Wasim Ahmed, from the University of Sheffield, is a PhD researcher in the Information School, and Research Associate at the Management School. Wasim is also a social media consultant, a part of Connected Action Consulting, and has advised security research teams, crisis communication intuitions, and companies ranked within the top 100 on the Fortune Global 500 list. Wasim often speaks at social media events, and is a regular contributor to the London School of Economics and Political Sciences (LSE) Impact blog. @
This blog post is based on a conference with the same name which was delivered at the Introduction to Tools for Social Media Research conference. The slides for the talk can be found here. This blog post introduces and outlines some of the features of NodeXL.
Network Overview, Discovery, and Exploration for Excel (NodeXL) is a graph visualization tool which allows the extraction of data from a number of popular social media platforms including Twitter, YouTube, and Facebook with Instagram capabilities in beta. Using NodeXL it is possible to capture data and process it to generate a network graph based on a number of graph layout algorithms.
NodeXL is intended for users with little or no programming experience to perform Social Network Analysis. Social Network Analysis (SNA) is:
“the process of investigating social structures through the use of network and graph theories” (Otte, Evelien, Rousseau, and Ronald, 2002)
Figure 1 below displays the connections between workers in an office:
Figure 1 – Graph of an example network graph
We can also think of the World Wide Web as a big network where pages are nodes and the links are edges. The Internet is also a network where nodes are computers and edges are physical connections between devices. Figure 2, below, from Smith, Rainie, Shneiderman, & Himelboim, 2014 provides a guide in contrasting patterns within network graphs.
The figure below shows that different topics on social media can have contrasting network patterns. For instance in the polarized crowd discussion one set of users may talk about Donald Trump and other about Hilary Clinton, in the unified crowd users may talk about different aspects of the election, and in brand clusters people may offer an opinion related to the election without being connected to one another and without mentioning each other. In a community cluster a group of users may talk about the different news articles surrounding Hilary Clinton. Broadcast networks are typically found when analysing news accounts as these disseminate news which is retweeted by a large amount of users.
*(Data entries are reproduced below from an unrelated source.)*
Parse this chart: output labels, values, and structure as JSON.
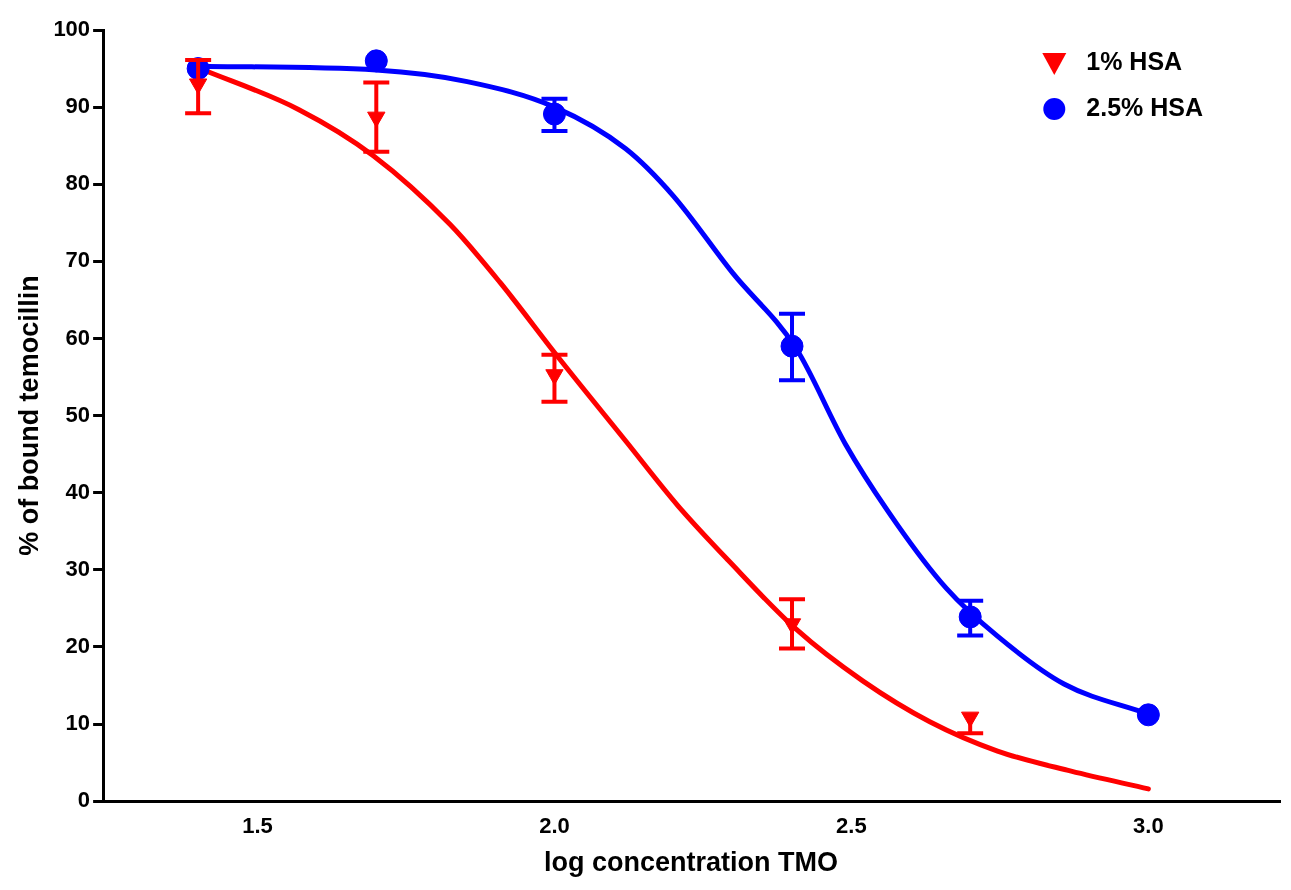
{
  "chart_data": {
    "type": "scatter",
    "xlabel": "log concentration TMO",
    "ylabel": "% of bound temocillin",
    "xlim": [
      1.24,
      3.22
    ],
    "xticks": [
      1.5,
      {
        "value": 2,
        "label": "2.0"
      },
      2.5,
      {
        "value": 3,
        "label": "3.0"
      }
    ],
    "ylim": [
      0,
      100
    ],
    "yticks": [
      0,
      10,
      20,
      30,
      40,
      50,
      60,
      70,
      80,
      90,
      100
    ],
    "grid": false,
    "legend": "top right",
    "series": [
      {
        "type": "line",
        "color": "#ff0000",
        "marker": "none",
        "x": [
          1.4,
          1.569,
          1.695,
          1.824,
          1.908,
          2.008,
          2.12,
          2.208,
          2.293,
          2.407,
          2.519,
          2.632,
          2.746,
          2.87,
          3.0
        ],
        "values": [
          95.1,
          89.7,
          83.7,
          74.8,
          67.3,
          57.4,
          46.7,
          38.3,
          31.2,
          22.3,
          15.6,
          10.3,
          6.5,
          3.9,
          1.6
        ]
      },
      {
        "type": "line",
        "color": "#0000ff",
        "marker": "none",
        "x": [
          1.4,
          1.7,
          1.853,
          2.0,
          2.12,
          2.2,
          2.3,
          2.407,
          2.49,
          2.576,
          2.66,
          2.746,
          2.858,
          3.0
        ],
        "values": [
          95.3,
          94.8,
          93.3,
          90.0,
          84.6,
          78.5,
          68.5,
          58.7,
          46.3,
          36.0,
          27.6,
          21.4,
          15.2,
          11.3
        ]
      },
      {
        "name": "1% HSA",
        "color": "#ff0000",
        "marker": "triangle",
        "x": [
          1.4,
          1.7,
          2.0,
          2.4,
          2.7
        ],
        "values": [
          93,
          88.7,
          55.3,
          23,
          10.9
        ],
        "errors": [
          [
            89.2,
            96.1
          ],
          [
            84.2,
            93.2
          ],
          [
            51.8,
            57.9
          ],
          [
            19.8,
            26.2
          ],
          [
            8.8,
            10.9
          ]
        ]
      },
      {
        "name": "2.5% HSA",
        "color": "#0000ff",
        "marker": "circle",
        "x": [
          1.4,
          1.7,
          2.0,
          2.4,
          2.7,
          3.0
        ],
        "values": [
          95,
          96,
          89.1,
          59,
          23.9,
          11.2
        ],
        "errors": [
          null,
          null,
          [
            86.9,
            91.1
          ],
          [
            54.6,
            63.2
          ],
          [
            21.5,
            26
          ],
          null
        ]
      }
    ]
  }
}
We can think of support networks as those accounts which reply to a large number of accounts, we can think of the customer support of a bank which may reply to a large amount of Twitter users
Figure 2 - Six types of network structure diagram
NodeXL can also generate a number of metrics associated with the graphs such as the most frequently shared URLs, Domains, Hashtags, Words, Word Pairs, Replied-To, Mentioned Users, and most frequent tweeters These metrics are produced overall and also by group of Twitter users. By looking at different metrics associated with different groups (G1, G2, G3 etc) you can see the different topics that users may be talking about.
NodeXL also hosts a graph gallery where users can upload workbooks and network graphs. However, in regards to ethics in an academic context uploading to the graph gallery may not be permitted as participants will be personally identifiable. However, it is possible to use NodeXL to create offline graphs and to report aggregately.